隣の部署の佐藤さんには秘密がある

10.モデルの依頼

 土曜日、晃太は磯山に連れられて数年ぶりに実家へ戻った。高校卒業と同時に家を出て以来、はじめての帰省だ。実家の大広間へ足を踏み入れると、母が駆け寄ってきた。

「晃太!体は大丈夫なの?ちゃんと生活できてる?」
「大丈夫だよ。」
「たまには帰って来なさいね。」
「うん……」

 母と話していると、父と兄の龍司がやってきた。無駄に人を威圧するような雰囲気は今でも苦手だ。父は晃太をギロリと見て冷たく言い放った。

「お前に仕事だ。」

 急にそんなこと言われてもできない。断ろうとして口を開きかけた時、龍司が割って入ってきた。

「晃太、俺からも頼む。これだけはどうしても無理なんだ。」
「龍司は無理。ブランドが潰れるわよ。」
「姉さんの言う通りだ。」

 龍司は晃太の前で手を合わせている。龍司にできない仕事があるなんて信じられない。

「どんな仕事なの?」
「クロードのモデル。男性のモデルがいないのよ。」

 姉のあかねはクロードというアパレルブランドのパンフレットを晃太に差し出した。男性のモデルなら余計に龍司が適任だ。秀才なだけでなく長身でスタイルが良く、顔も整っている。その上大企業の社長で、ネームバリューがある。

「なんで兄さんじゃだめなの?」
「龍司にできるわけないでしょ?あんなポン……」
「姉さん、晃太は俺の私服を知らないんだ。」
「なるほどね。晃太、見て。龍司の衝撃的な写真。
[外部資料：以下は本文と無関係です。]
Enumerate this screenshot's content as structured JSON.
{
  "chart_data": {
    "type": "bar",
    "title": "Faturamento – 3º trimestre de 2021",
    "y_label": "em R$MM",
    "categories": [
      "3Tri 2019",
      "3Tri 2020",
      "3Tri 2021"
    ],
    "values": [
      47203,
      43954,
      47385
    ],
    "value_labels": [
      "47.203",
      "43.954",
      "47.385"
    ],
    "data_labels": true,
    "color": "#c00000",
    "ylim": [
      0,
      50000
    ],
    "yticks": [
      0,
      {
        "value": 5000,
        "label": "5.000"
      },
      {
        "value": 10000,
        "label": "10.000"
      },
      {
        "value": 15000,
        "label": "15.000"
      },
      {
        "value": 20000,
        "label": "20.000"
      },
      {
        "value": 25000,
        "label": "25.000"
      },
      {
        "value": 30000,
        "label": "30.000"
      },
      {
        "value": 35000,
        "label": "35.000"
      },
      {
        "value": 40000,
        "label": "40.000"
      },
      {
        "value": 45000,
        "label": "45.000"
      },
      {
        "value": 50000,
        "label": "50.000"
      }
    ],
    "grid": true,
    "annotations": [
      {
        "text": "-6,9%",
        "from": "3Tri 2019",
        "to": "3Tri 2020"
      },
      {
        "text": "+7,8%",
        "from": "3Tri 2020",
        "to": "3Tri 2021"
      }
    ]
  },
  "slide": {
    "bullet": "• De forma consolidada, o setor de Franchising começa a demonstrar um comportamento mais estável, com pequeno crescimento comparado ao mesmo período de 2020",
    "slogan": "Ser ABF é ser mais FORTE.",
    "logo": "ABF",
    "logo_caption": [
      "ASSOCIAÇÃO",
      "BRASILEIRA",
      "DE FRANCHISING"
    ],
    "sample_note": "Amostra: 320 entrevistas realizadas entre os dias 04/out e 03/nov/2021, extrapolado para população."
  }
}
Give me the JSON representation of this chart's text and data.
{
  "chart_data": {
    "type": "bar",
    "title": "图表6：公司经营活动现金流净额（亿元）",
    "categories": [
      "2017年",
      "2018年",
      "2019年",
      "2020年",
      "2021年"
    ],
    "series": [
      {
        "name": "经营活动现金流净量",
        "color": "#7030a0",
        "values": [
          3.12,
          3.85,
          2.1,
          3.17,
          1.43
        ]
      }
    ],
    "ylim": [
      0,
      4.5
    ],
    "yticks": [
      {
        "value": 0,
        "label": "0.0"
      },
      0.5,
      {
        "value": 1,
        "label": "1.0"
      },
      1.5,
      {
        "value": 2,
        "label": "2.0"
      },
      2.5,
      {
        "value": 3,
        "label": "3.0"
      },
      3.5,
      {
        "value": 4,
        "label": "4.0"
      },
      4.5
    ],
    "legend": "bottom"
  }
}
」

 あかねはスマホを開いて晃太に見せた。

「え?これ誰?」
「龍司よ。」

 スマホの中にいる男性は、小学校の低学年の頃に着ていたような、外で元気よく遊ぶための服を着た大人だ。とても龍司には見えない。

「スーツだとなんとかなるんだがな。」
「クロードにスーツはないわ。晃太、私からもお願い。水伊勢だけでなく、クロードの今後がかかってるの。」

 龍司ができないことはわかったが、自分である必要はない。モデル経験のない素人がやるよりも、姉に対抗できるネームバリューを持ったプロのモデルに頼んだ方が良い。

 すると、サンチェス=ドマーニの蛍光イエローのスーツを纏った祖父が前に出てきた。祖父も晃太と同じサンチェス=ドマーニの愛好家。奇抜なスーツを着こなし、仕事の一環でよくレセプションに参加している。

「晃太、モデルとして認められたら、サンチェス=ドマーニのショーに呼ばれるかもしれないよ?」

 クロードのモデルをきっかけに、サンチェス=ドマーニのファッションショーに出られるようになる──そんなことになったら嬉しいけれど、モデルの世界が甘くないことくらい知っている。

「ショーに出れば、真っ先に新作を着ることができるよ。」

 サンチェス=ドマーニのモデルになれば新作をいち早く着られるかもしれないからって、何の経験もない素人の自分がモデルなんて──

「わかった。やってみる。」
「ありがとう、晃太。助かったよ。詳細が決まったら、連絡する。あかねも頼んだよ。」
「りょーかい。」

 龍司はむすっとした顔の父を強引に大広間から連れ出して去って行った。